A Mississippi State architecture major is among the second to receive the newly established Method Studio Undergraduate Research Fellowship.

Fourth-year student Edward Holmes V is receiving $1,500 as he spends the spring semester conducting research with Method Studio, a full-service architectural and design firm based in Salt Lake City, Utah. Upon successful completion of research project/s, Holmes will receive an additional $1,500 in May.

This summer, Holmes – a graduate of Newton County Academy and son of Bill and Jami Herrington – will serve as the student director for the school’s annual Design Discovery Workshop, a week-long camp for high school students and incoming freshmen that is intended to answer many of the questions about architecture and interior design as a field of study and as a profession.
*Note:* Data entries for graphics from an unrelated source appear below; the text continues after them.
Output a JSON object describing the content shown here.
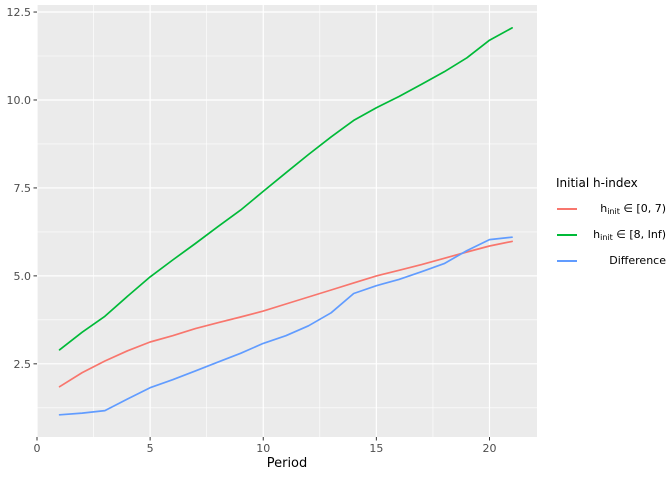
{
  "chart_data": {
    "type": "line",
    "title": "",
    "x": [
      1,
      2,
      3,
      4,
      5,
      6,
      7,
      8,
      9,
      10,
      11,
      12,
      13,
      14,
      15,
      16,
      17,
      18,
      19,
      20,
      21
    ],
    "series": [
      {
        "name": "h_init ∈ [0, 7)",
        "label_parts": {
          "base": "h",
          "sub": "init",
          "rest": " ∈ [0, 7)"
        },
        "color": "#F8766D",
        "values": [
          1.85,
          2.25,
          2.58,
          2.87,
          3.12,
          3.3,
          3.5,
          3.67,
          3.83,
          4.0,
          4.2,
          4.4,
          4.6,
          4.8,
          5.0,
          5.16,
          5.32,
          5.5,
          5.68,
          5.85,
          5.98
        ]
      },
      {
        "name": "h_init ∈ [8, Inf)",
        "label_parts": {
          "base": "h",
          "sub": "init",
          "rest": " ∈ [8, Inf)"
        },
        "color": "#00BA38",
        "values": [
          2.9,
          3.4,
          3.85,
          4.42,
          4.97,
          5.45,
          5.92,
          6.4,
          6.87,
          7.4,
          7.93,
          8.45,
          8.95,
          9.42,
          9.78,
          10.1,
          10.45,
          10.8,
          11.2,
          11.7,
          12.05
        ]
      },
      {
        "name": "Difference",
        "label_parts": {
          "base": "",
          "sub": "",
          "rest": "Difference"
        },
        "color": "#619CFF",
        "values": [
          1.05,
          1.1,
          1.17,
          1.5,
          1.82,
          2.05,
          2.3,
          2.55,
          2.8,
          3.08,
          3.3,
          3.58,
          3.95,
          4.5,
          4.72,
          4.9,
          5.12,
          5.35,
          5.72,
          6.03,
          6.1
        ]
      }
    ],
    "axes": {
      "x": {
        "label": "Period",
        "min": 0,
        "max": 22.1,
        "ticks": [
          0,
          5,
          10,
          15,
          20
        ],
        "tick_labels": [
          "0",
          "5",
          "10",
          "15",
          "20"
        ],
        "minor_ticks": [
          2.5,
          7.5,
          12.5,
          17.5
        ]
      },
      "y": {
        "label": "",
        "min": 0.42,
        "max": 12.7,
        "ticks": [
          2.5,
          5.0,
          7.5,
          10.0,
          12.5
        ],
        "tick_labels": [
          "2.5",
          "5.0",
          "7.5",
          "10.0",
          "12.5"
        ],
        "minor_ticks": [
          1.25,
          3.75,
          6.25,
          8.75,
          11.25
        ]
      }
    },
    "legend": {
      "title": "Initial h-index",
      "position": "right"
    },
    "style": {
      "panel_bg": "#EBEBEB",
      "grid_major": "#FFFFFF",
      "grid_minor": "#FFFFFF",
      "tick_mark_color": "#333333",
      "axis_text_color": "#4D4D4D",
      "legend_key_bg": "#F2F2F2"
    },
    "layout": {
      "grid": true,
      "legend_position": "right"
    }
  }
}
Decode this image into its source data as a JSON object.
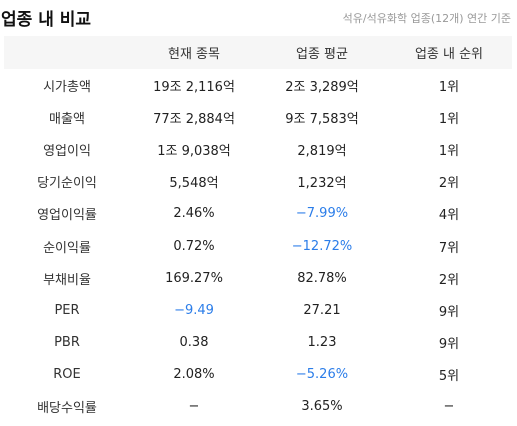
{
  "header": {
    "title": "업종 내 비교",
    "subtitle": "석유/석유화학 업종(12개) 연간 기준"
  },
  "table": {
    "columns": [
      "",
      "현재 종목",
      "업종 평균",
      "업종 내 순위"
    ],
    "rows": [
      {
        "metric": "시가총액",
        "current": "19조 2,116억",
        "average": "2조 3,289억",
        "rank": "1위",
        "current_neg": false,
        "average_neg": false
      },
      {
        "metric": "매출액",
        "current": "77조 2,884억",
        "average": "9조 7,583억",
        "rank": "1위",
        "current_neg": false,
        "average_neg": false
      },
      {
        "metric": "영업이익",
        "current": "1조 9,038억",
        "average": "2,819억",
        "rank": "1위",
        "current_neg": false,
        "average_neg": false
      },
      {
        "metric": "당기순이익",
        "current": "5,548억",
        "average": "1,232억",
        "rank": "2위",
        "current_neg": false,
        "average_neg": false
      },
      {
        "metric": "영업이익률",
        "current": "2.46%",
        "average": "−7.99%",
        "rank": "4위",
        "current_neg": false,
        "average_neg": true
      },
      {
        "metric": "순이익률",
        "current": "0.72%",
        "average": "−12.72%",
        "rank": "7위",
        "current_neg": false,
        "average_neg": true
      },
      {
        "metric": "부채비율",
        "current": "169.27%",
        "average": "82.78%",
        "rank": "2위",
        "current_neg": false,
        "average_neg": false
      },
      {
        "metric": "PER",
        "current": "−9.49",
        "average": "27.21",
        "rank": "9위",
        "current_neg": true,
        "average_neg": false
      },
      {
        "metric": "PBR",
        "current": "0.38",
        "average": "1.23",
        "rank": "9위",
        "current_neg": false,
        "average_neg": false
      },
      {
        "metric": "ROE",
        "current": "2.08%",
        "average": "−5.26%",
        "rank": "5위",
        "current_neg": false,
        "average_neg": true
      },
      {
        "metric": "배당수익률",
        "current": "−",
        "average": "3.65%",
        "rank": "−",
        "current_neg": false,
        "average_neg": false
      }
    ]
  },
  "colors": {
    "negative": "#2b7de9",
    "header_bg": "#f6f6f6",
    "subtitle": "#999999"
  }
}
“It is a great honor to be able to be able to research for Method Studo,” said Holmes. “I know that I have a lot to learn from them, and I’m sure this will be an exciting experience.”
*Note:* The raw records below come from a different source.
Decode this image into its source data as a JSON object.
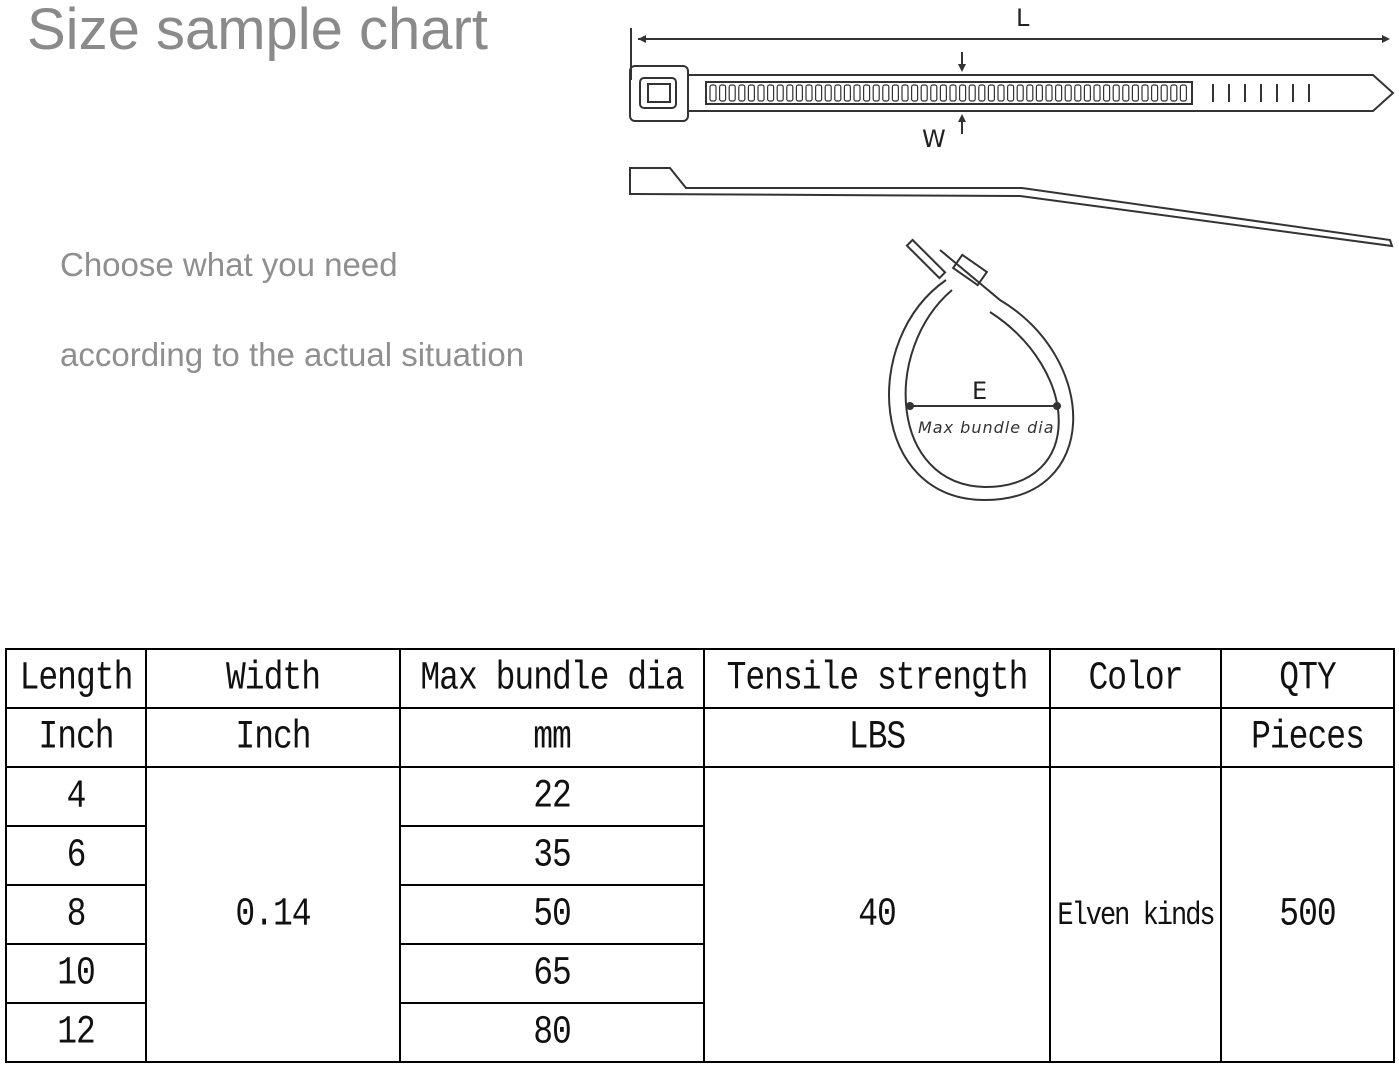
{
  "title": "Size sample chart",
  "subtitle_lines": [
    "Choose what you need",
    "according to the actual situation"
  ],
  "diagram": {
    "length_label": "L",
    "width_label": "W",
    "diameter_label": "E",
    "diameter_caption": "Max bundle dia"
  },
  "table": {
    "headers": [
      "Length",
      "Width",
      "Max bundle dia",
      "Tensile strength",
      "Color",
      "QTY"
    ],
    "units": [
      "Inch",
      "Inch",
      "mm",
      "LBS",
      "",
      "Pieces"
    ],
    "lengths": [
      "4",
      "6",
      "8",
      "10",
      "12"
    ],
    "width": "0.14",
    "max_bundle_dia": [
      "22",
      "35",
      "50",
      "65",
      "80"
    ],
    "tensile_strength": "40",
    "color": "Elven kinds",
    "qty": "500"
  }
}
As part of the fellowship, Holmes will working under the guidance of Jacob Gines, a School of Architecture assistant professor who also is Method’s vice president of research and design.

Gines, now in his fourth year on the Starkville campus, said he and other professionals at the Utah firm are working to make it a “thought leader” in the architectural community, both to generate and disseminate knowledge. “There is a lot of support for connecting academia to the profession of architecture,” he added.

Gines said the new fellowship should provide “a unique opportunity” to strengthen that connection between the architecture school and Method.

School director Michael Berk said he and his colleagues “are honored to be working with Method Studio and value the confidence the firm has placed in the School of Architecture.”

“This research collaboration is an important endorsement of our faculty expertise and will provide our faculty with research assistants, enabling us to continue to push the boundaries of cutting-edge tectonic research,” said Berk, who also holds the school’s F.L. Crane Professorship.

While Method is not local, Gines said fellows will be researching a variety of issues that are transportable across geographic regions. “There is strength and value in connecting not just locally, but at a distance as well,” he said.